What goes better with a trip to San Francisco than a solo dining experience at Millennium? The answer is: nothing.
And what goes better with a solo dining experience at Millennium than a fancy twelve dollar cocktail? Again, nothing.
Out of the six featured cocktails on the list, I had to try the one that sounded the most outlandish. I mean of course something like the Broken Arrow would be good—with roasted anaheim chilie and cumin-infused tequila, fresh lime juice, cane syrup, orange liqueur and cumin salt/sugar rim on the rocks. BAM. Amazing. Or the Happy Boy-209 Gin, Muddled Lemon Verbana & Watermelon, Beet Puree, Lime Juice & Ginger Agave served up—of course that would be wonderful. I mean, it has watermelon in it.

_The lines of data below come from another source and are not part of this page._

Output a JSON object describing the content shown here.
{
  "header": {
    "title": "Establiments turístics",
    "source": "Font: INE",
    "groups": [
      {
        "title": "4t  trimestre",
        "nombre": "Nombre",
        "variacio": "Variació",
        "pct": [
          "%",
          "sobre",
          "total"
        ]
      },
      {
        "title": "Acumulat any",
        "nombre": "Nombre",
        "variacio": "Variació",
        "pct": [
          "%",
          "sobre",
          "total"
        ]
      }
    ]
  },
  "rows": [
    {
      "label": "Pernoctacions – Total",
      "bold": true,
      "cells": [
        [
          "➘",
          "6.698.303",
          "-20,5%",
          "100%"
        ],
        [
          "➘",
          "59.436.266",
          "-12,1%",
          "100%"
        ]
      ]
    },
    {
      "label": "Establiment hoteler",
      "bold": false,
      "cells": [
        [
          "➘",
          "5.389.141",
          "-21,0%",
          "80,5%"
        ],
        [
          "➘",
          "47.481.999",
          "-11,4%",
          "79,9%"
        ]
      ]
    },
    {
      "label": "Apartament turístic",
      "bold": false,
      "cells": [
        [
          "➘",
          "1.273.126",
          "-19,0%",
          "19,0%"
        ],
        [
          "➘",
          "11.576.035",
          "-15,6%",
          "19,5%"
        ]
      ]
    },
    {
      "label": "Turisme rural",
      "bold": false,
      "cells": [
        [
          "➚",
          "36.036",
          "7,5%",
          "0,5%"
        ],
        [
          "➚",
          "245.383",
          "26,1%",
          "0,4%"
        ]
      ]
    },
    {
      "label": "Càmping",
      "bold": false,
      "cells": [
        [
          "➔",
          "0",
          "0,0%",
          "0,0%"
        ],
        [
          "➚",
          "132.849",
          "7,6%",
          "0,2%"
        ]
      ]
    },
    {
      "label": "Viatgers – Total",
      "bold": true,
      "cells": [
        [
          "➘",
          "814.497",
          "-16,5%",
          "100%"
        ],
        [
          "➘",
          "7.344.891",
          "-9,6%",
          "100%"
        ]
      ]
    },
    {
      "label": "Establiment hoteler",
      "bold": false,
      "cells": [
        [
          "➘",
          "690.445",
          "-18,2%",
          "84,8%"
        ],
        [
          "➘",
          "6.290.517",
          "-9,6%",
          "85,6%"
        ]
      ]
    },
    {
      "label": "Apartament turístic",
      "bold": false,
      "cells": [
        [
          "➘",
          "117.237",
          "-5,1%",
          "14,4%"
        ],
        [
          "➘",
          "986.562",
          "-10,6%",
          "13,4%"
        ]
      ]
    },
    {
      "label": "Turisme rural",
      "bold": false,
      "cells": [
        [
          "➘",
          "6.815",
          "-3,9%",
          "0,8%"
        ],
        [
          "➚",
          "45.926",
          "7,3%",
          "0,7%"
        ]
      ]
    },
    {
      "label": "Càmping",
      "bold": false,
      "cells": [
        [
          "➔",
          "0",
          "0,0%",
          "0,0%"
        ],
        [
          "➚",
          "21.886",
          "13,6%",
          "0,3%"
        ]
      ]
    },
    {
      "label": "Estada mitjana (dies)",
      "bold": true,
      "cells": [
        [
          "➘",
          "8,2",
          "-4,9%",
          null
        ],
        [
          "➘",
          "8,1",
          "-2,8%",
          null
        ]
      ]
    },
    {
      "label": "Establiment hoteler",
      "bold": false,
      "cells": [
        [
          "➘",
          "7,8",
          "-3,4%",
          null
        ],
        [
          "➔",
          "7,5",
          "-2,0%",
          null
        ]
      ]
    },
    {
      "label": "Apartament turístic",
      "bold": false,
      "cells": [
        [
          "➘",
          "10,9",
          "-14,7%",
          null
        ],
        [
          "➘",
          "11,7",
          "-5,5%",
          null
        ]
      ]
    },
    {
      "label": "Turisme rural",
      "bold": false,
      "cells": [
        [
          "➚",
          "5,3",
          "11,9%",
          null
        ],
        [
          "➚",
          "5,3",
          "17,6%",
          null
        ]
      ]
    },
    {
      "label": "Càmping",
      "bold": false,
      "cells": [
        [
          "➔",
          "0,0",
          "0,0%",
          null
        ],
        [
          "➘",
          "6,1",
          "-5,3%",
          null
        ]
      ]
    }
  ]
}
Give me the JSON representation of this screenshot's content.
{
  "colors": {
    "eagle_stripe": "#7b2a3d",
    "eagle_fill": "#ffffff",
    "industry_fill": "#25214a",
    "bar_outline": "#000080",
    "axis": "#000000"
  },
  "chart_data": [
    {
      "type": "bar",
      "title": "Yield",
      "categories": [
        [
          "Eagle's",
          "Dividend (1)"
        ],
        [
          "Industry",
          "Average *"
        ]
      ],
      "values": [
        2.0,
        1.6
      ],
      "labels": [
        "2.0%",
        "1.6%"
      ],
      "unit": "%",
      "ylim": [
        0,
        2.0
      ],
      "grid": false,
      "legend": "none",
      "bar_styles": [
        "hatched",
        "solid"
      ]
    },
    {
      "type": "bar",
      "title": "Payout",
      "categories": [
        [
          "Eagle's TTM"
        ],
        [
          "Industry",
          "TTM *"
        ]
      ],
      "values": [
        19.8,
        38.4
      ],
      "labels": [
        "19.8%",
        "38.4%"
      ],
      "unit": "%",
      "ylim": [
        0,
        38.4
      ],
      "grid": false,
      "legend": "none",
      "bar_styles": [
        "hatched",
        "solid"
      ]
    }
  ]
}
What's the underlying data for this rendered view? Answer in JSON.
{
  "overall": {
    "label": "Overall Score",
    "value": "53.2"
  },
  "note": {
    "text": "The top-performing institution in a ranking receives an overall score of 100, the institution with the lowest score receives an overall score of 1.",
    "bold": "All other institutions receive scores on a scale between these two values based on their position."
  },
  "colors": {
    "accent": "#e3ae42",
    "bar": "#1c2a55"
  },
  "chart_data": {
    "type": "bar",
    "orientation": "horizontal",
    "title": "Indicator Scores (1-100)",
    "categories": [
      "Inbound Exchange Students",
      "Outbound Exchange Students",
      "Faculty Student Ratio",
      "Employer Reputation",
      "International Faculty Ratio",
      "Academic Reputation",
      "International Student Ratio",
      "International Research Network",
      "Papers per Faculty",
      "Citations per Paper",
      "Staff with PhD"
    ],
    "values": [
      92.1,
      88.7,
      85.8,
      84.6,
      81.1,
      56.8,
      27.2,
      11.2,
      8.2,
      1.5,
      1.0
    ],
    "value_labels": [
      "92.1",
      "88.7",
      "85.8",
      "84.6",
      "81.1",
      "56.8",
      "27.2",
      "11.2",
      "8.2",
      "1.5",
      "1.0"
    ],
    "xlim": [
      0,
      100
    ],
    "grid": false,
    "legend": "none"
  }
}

But the Pied Piper—that one looked questionable. And because I knew—or hoped—that a drink that sounded so weird wouldn’t make it on the menu if it also tasted weird, I ordered it.
The Pied Piper—Dorado 5 year Rum, Pomegranate Juice, Chai, Maple Syrup, Lemon Bitters, Snap Ginger-Molasses Liqueur, on the Rocks.
Upon first sip, I have to admit my first thought was, “Well, at least I have a straw and can suck it down fast enough to order another one.”
Upon further sucking, though,I started really really enjoying the cocktail. It was bitter yet had a depth and sweetness. t took me about 30 minutes to finish it. After those 30 minutes, I was sold. Pied Piper—success!
Thank you, Millennium for broadening my drink horizons.
Oh, and then with dessert I had a glass of sparkling Rosé. Naturally.





Yum! I love your weird taste in cocktails and that you appreciate a night at Millennium alone.